Thursday, July 9, 2009

Weird NJ

Last week, fishermen found the body of a two year old infant in a plastic bag in the Passaic River. It turns out that this body was disinterred from its grave in Connecticut. Who would dig up the body of an infant girl in Connecticut and dump it in a river in North Jersey? Apparently, practitioners of "Palo Mayombe". According to the Record ("Police: 'Miracle baby' might have been stolen from grave as part of ritual"):

STAMFORD, Conn. – The body of a child ripped from her grave in Connecticut and found floating in the Passaic River may have been stolen for use in a ritual by practitioners of an obscure religion who prized the “miracle” girl.

[...]

“We’re seeing this as a ritualistic type of theft of the body,” said Capt. Richard Conklin of the Stamford Police Department.

Imani was born in 2004 with semilobar holoprosencephaly, a rare condition that kept her brain from fully developing. She wasn’t expected to live; the condition often causes babies to die before birth or shortly after.

Yet she survived two and a half years. Doctors hailed her as a miracle baby, and her short life was chronicled by the Stamford Advocate newspaper.

“We think that’s the hook,” Conklin said. “That the people practicing these beliefs sought that power, that mystic nature of this child.”

Conklin cited Palo Mayombe, a belief system that originated in Central Africa in which sticks and human bones and skulls are used to summon spirits. Palo Mayombe is sometimes referred to as the dark cousin of Santeria, a Caribbean blend of West African beliefs and ancient Catholicism often connected with animal sacrifices.


The Record quotes a local professor who worries that people might demonize Palo Mayombe:

Peter Savastano, a professor at Seton Hall University, cautioned that there is a tendency in Western Christian-oriented cultures to demonize African-diasporic religious traditions.

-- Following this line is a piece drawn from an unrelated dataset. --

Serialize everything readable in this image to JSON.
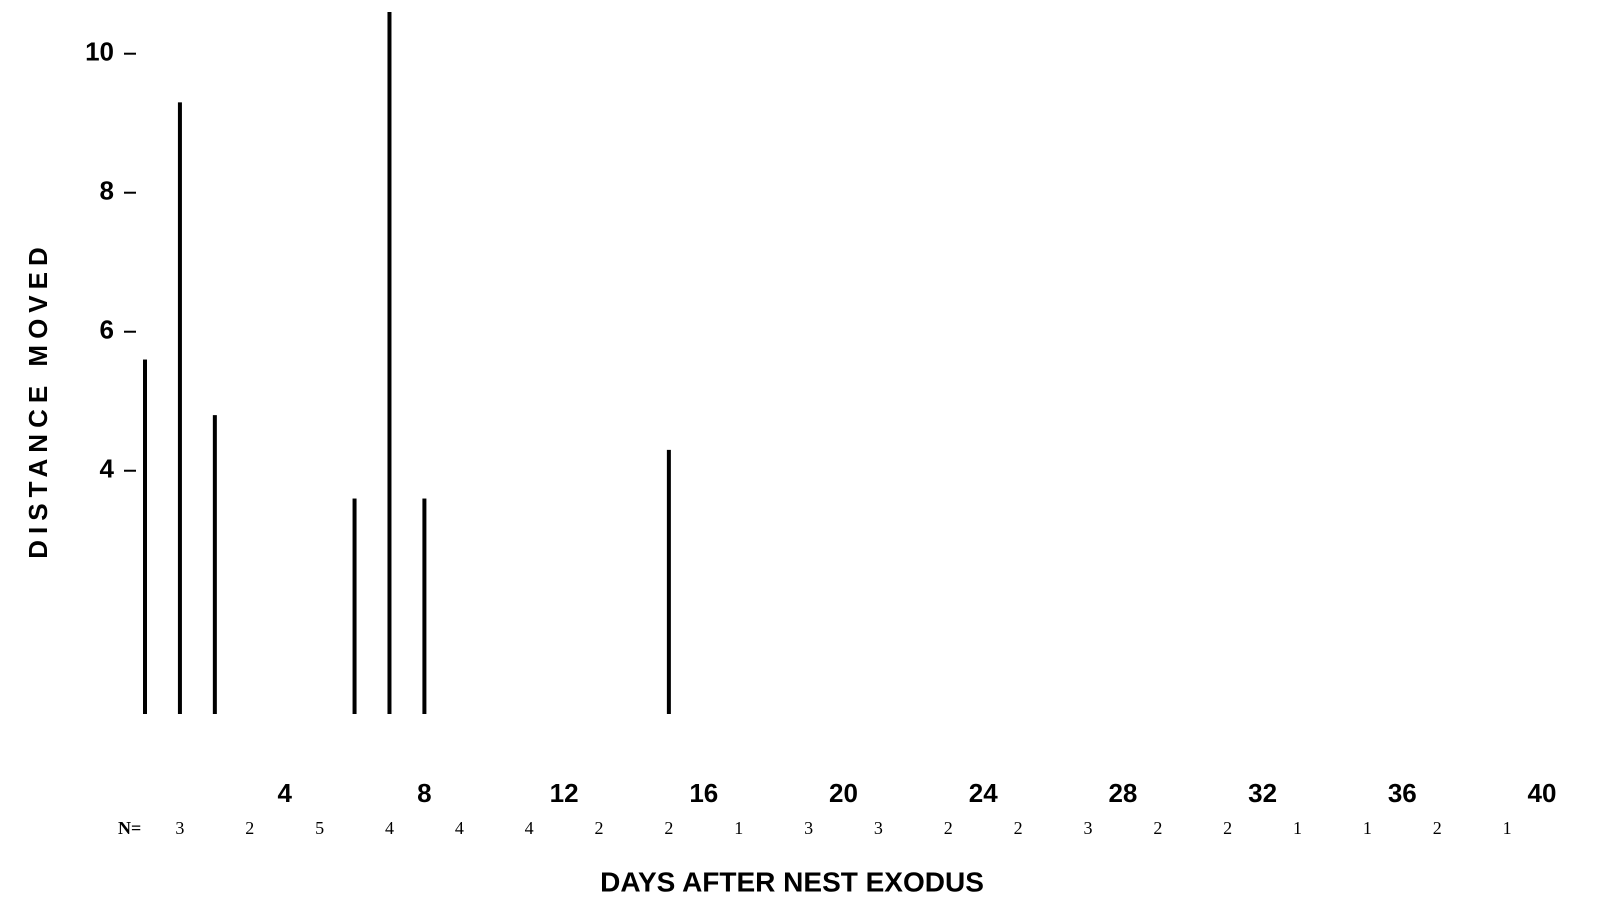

“I’m immediately suspicious that [people] are kind of demonizing of these traditions that are not easily understood by mainstream Americans,” he said.


To his credit, Record columnist Mike Kelly rejects Prof. Savastano's appeal to cultural relativism. In his column ("Who steals the body of a child?"), Kelly writes,

[I]n a nation that cherishes freedom of religion, what do we make of this? Is there a place in our diverse and open society to allow the theft of a baby's body as a form of religious expression? Or can we call this what it really is – barbaric?